Rice lunch (1 piece)
Lunch
158 mg/dL
avg. peak value
Usually causes a medium spike
Avg. Food Score on Ultrahuman App
Ultrahuman Users got an UNSTABLE response
How to consume Rice lunch without glucose spikes
Portion Control
Reduce the portion size of rice in your meal to manage the impact on blood sugar levels.
Incorporate Protein
Add lean protein sources such as grilled chicken, tofu, or legumes like lentils to your meal to slow down digestion and glucose absorption.
Add Healthy Fats
Include healthy fats like avocados, nuts, or seeds, which can help stabilize blood sugar levels.
Choose Whole Grains
Opt for whole grain rice varieties, like brown rice or wild rice, which have more fiber and nutrients than white rice.
Include Vegetables
Add non-starchy vegetables like broccoli, spinach, or bell peppers to your meal for additional fiber and nutrients.
Cook Rice Al Dente
Slightly undercook your rice to retain more resistant starch, which can help moderate blood sugar levels.

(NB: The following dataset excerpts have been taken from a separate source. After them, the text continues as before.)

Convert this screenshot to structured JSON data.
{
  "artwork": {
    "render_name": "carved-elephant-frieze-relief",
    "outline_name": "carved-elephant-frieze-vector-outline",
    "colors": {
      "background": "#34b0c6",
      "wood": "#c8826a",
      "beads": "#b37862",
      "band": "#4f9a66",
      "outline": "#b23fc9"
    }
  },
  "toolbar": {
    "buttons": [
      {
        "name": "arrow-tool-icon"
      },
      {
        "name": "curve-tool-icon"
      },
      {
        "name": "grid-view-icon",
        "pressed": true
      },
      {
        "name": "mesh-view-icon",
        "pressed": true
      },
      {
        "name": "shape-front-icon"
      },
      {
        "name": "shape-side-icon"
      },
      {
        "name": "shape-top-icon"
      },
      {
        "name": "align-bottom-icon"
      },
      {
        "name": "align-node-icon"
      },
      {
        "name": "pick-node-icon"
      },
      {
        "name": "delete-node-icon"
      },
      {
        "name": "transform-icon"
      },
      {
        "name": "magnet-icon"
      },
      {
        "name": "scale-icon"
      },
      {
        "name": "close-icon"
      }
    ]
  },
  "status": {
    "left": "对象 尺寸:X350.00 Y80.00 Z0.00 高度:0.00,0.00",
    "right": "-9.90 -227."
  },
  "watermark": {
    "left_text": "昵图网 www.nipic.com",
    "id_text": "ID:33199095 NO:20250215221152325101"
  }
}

Opt for Vinegar or Lemon Juice
Adding a splash of vinegar or lemon juice can help reduce the impact on blood sugar.
Eat Balanced Meals
Ensure your meal includes a balance of carbohydrates, proteins, and fats to moderate glucose spikes.
Stay Hydrated
Drink plenty of water throughout the day to help your body regulate blood sugar levels.
Monitor Meal Timing
Try to eat meals at regular intervals and avoid long gaps between meals to prevent spikes in blood sugar.